Die unnötigen Gegentreffer und der fahrlässige Umgang seiner Mitstreiter mit Torchancen beim 0:3 (0:2) gegen Real Madrid nahmen ihm die Lust auf das obligatorische Händeschütteln mit den Gegenspielern und die Interviews mit den Medienvertretern. Selbst Daueroptimist Jürgen Klopp verzichtete wenig später auf Durchhalteparolen. „Nach allem, was man über Wahrscheinlichkeit sagen kann, ist Real im Halbfinale“, bekannte der nicht minder frustrierte Fußball-Lehrer.

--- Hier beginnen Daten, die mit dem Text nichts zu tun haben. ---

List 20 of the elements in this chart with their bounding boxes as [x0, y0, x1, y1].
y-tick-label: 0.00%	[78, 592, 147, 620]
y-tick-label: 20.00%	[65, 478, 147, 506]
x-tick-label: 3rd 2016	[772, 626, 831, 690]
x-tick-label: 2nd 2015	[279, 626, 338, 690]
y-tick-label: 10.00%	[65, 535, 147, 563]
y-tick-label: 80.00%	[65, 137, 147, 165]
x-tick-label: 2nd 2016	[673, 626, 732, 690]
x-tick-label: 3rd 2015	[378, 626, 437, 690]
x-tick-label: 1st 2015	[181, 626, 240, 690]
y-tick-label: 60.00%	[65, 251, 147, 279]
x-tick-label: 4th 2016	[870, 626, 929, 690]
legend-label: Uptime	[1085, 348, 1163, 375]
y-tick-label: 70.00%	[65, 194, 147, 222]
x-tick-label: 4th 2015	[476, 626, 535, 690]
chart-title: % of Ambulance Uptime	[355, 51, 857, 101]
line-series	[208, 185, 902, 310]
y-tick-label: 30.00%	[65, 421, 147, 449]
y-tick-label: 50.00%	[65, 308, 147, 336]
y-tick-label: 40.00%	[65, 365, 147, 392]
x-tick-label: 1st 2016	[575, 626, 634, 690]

Ausgesprochen dünnhäutig hatte Klopp noch kurz zuvor im ZDF-Studio reagiert, als ihn Moderator Jochen Breyer fragte, ob „die Sache durch“ sei. „Wie könnte man mir Geld überweisen für meinen Job, wenn ich heute hier stehen würde und sagen: die Sache ist durch? Das wäre genauso doof, wie wenn ich sagen würde, wir hauen die sicher weg“, giftete er den ZDF-Mann an, ehe er die Runde grummelnd verließ. Am Tag danach war Klopp bemüht, die Wogen zu glätten: „Ich habe mit dem ZDF-Sportchef telefoniert. Jeder der mich kennt weiß, dass die Sache abgehakt ist.“
Anders als im vorigen April, als die stolzen Dortmunder im altehrwürdigen Bernabéu-Stadion den Einzug in das Endspiel der Champions League bejubelt hatten, gab es diesmal lange Gesichter. Dass nur noch vier BVB-Profis aus dem damaligen Duell mit den „Königlichen“ dabei waren, erwies sich für die Dortmunder Rumpfelf als zu schwere Hypothek. „Wir waren einfach nicht mutig genug“, klagte Torhüter Roman Weidenfeller und lieferte die Begründung gleich mit: „Viele unserer jungen Spieler sind es einfach noch nicht gewohnt, alle drei Tage auf einem solch hohen Level zu spielen.“
Sieht man von der ersten halben Stunde ab, in der das spanische Starensemble um Cristiano Ronaldo und dessen kongenialen Mitstreiter Gareth Bale groß aufspielte, war die Borussia gar nicht so chancenlos, wie es das Ergebnis erscheinen lässt. Vor allem in der zweiten Halbzeit boten sich Möglichkeiten, um die Ausgangslage für das Rückspiel am kommenden Dienstag in Dortmund positiver zu gestalten. „Wir hätten hier etwas mitnehmen können“, befand Mittelfeldspieler Nuri Sahin, „aber unser Plan ist leider nicht aufgegangen. Das ist bitter.“ Weidenfeller pflichtete bei: „Wenn man solche Möglichkeiten hat, muss man Nadelstiche setzen.“
Anschauungsunterricht in Sachen Effektivität boten die Spanier. Gleich die erste Chance wurde eiskalt genutzt. Zum Verdruss von Klopp: „Kaum war die Champions-League-Hymne verklungen, lagen wir schon hinten.“ Mehr noch als die frühe Real-Führung durch Bale (3. Minute) machten jedoch die Treffer von Isco (27.) und Ronaldo (57.) zu schaffen. Beide Male gingen dilettantische Abspielfehler von Henrich Mchitarjan und Lukasz Piszczek kurz vor dem eigenen Strafraum voraus. „Das kann meine Mannschaft normalerweise wirklich besser“, sagte Klopp.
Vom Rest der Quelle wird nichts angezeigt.